岡田監督“非情采配”に擁護派多数のワケ 山井とも朗希とも違う「完全試合」放棄で背負った“十字架”とは
巨人ファンも歴史的瞬間を見逃した
阪神の岡田彰布監督(65)が、七回まで完全試合ペースだったプロ3年目の村上頌樹(24)を交代させた采配に対し、擁護派が優勢の様相だ。この試合をテレビ解説していた江川卓氏、前巨人監督の高橋由伸氏、元阪神監督の真弓明信氏らは、村上の状態が限界に近く、チームの勝利のためには致し方なかったとの見解だった。NPB関係者で“続投派”は「個人的には投げさせるべきだった」とした里崎智也氏、西本聖氏らで少数意見。そのワケを探ると――。
阪神は4月12日の巨人戦(東京ドーム)、1-0の八回に一人の走者も出していなかった村上に代打・原口文仁が告げられると、阪神ファンが陣取る左翼席から一斉に驚きの声とともにブーイングが起こった。完全試合はプロ野球の歴史でも過去16人しか達成していない偉業。昨季、ロッテの佐々木朗希が達成するまでは1994年の槙原寛己(巨人)を最後に達成者がいなかった。NPBで捕手だったさる関係者は、「我々もそうだったが、巨人ファンでさえ歴史的瞬間を見逃したと残念に思ったのではないか」と語る。

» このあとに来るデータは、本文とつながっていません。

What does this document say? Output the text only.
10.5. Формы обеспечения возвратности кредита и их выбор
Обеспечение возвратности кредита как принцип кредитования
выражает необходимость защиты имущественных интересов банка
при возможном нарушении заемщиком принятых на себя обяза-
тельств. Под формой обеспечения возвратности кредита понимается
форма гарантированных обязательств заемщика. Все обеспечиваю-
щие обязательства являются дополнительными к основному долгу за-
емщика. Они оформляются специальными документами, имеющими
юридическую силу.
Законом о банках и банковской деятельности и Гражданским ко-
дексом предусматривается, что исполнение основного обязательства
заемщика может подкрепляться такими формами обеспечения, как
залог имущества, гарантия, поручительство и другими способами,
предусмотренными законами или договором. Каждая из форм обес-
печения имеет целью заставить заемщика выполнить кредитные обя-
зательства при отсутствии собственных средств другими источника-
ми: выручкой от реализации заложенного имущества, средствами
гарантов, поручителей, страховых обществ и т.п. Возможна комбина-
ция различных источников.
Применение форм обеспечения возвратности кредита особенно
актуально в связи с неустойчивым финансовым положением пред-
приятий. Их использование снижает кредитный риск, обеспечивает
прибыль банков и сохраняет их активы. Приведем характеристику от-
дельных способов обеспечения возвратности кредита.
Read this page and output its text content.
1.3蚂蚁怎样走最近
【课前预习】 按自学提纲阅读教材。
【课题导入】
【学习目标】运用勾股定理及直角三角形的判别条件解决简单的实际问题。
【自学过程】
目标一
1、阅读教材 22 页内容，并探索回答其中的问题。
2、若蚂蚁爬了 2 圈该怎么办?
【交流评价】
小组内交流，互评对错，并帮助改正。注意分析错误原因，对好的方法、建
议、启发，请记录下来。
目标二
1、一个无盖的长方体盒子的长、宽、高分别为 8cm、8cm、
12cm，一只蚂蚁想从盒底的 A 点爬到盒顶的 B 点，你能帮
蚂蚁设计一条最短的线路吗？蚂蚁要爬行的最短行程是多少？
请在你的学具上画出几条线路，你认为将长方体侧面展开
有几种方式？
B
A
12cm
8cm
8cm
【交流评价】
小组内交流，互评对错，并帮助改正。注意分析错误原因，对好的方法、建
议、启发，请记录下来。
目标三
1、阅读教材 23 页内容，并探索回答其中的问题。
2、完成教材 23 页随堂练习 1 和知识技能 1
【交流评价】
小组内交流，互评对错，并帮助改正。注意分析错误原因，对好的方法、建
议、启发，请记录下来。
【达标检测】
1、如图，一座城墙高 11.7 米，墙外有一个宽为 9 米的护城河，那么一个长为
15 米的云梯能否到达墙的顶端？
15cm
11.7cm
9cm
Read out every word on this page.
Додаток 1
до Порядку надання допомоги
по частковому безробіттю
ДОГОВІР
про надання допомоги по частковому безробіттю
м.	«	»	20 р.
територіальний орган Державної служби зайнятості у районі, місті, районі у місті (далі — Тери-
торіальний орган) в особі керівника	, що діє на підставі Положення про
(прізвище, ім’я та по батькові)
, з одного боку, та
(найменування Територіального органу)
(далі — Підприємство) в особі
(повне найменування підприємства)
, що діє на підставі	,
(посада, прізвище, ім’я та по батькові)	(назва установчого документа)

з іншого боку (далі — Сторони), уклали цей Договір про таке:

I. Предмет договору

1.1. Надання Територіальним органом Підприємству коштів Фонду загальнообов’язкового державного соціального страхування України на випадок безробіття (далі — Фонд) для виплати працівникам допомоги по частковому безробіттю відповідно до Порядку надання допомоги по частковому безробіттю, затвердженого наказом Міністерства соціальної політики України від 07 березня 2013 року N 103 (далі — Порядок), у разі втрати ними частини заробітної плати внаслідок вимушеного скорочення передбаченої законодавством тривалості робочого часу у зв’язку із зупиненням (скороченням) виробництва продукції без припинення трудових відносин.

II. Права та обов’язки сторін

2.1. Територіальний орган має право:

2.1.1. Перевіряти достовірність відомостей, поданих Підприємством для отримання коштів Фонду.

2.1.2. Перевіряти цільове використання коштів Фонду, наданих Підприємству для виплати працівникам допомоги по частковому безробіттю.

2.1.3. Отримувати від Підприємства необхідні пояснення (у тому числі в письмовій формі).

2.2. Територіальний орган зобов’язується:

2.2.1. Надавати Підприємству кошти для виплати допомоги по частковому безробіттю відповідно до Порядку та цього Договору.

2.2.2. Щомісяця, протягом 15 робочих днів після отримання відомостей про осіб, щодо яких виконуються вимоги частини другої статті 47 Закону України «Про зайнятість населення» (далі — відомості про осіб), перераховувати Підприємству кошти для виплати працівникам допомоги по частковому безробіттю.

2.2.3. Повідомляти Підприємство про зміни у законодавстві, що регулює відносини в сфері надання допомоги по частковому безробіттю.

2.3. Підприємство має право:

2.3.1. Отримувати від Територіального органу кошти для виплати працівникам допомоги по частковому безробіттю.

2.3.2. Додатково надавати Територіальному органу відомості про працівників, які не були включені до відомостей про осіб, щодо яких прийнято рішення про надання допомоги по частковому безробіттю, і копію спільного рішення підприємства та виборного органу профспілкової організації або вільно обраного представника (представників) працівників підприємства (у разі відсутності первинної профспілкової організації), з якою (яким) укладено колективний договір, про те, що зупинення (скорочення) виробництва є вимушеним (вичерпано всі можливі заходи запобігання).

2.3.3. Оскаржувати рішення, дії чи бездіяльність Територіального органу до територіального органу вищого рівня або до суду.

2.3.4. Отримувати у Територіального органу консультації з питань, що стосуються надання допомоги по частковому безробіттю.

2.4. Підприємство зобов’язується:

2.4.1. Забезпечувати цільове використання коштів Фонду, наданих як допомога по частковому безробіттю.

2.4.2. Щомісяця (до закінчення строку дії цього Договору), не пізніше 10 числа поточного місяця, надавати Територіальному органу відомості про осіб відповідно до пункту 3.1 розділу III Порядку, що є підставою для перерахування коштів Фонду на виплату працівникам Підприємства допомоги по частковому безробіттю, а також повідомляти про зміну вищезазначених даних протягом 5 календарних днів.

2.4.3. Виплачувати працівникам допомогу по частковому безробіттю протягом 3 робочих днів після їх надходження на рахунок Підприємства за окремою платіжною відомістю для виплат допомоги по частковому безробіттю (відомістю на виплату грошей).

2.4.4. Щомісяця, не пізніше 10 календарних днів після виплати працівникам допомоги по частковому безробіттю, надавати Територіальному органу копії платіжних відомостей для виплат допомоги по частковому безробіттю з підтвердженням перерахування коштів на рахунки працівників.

村上は2軍ではタイトルに輝くなどしているが、1軍では未勝利だ。チームの先発陣の層の厚さで昨季までの2年間、なかなか出番に恵まれてこなかった。今季もブルペン要員で開幕を迎え、ローテーションの谷間で2年ぶりに先発のチャンスが訪れた。
確かに序盤のような三振を奪うような球威は落ちていたものの、七回まで84球にすぎなかった。四球を与えてもノーヒットノーランの可能性は残る。安打が出るまで投げさせるのがセオリーと言えた。
しかし、岡田監督はすぱっと交代に踏み切った。
阪神は試合前までの5試合で4得点と極度の得点力不足に悩んでいた。この日も最少リード。岡田監督が復帰し、初めて迎える巨人3連戦で落とせば2連敗で負け越しが決まる。原巨人は2008年に最大13ゲーム差を逆転され、辞任に至った相手でもある。自身が指揮を執った05年を最後にリーグ優勝していないチームを託され、開幕からまずまずのスタートを切った中で、今後を占う意味もあった3連戦だった。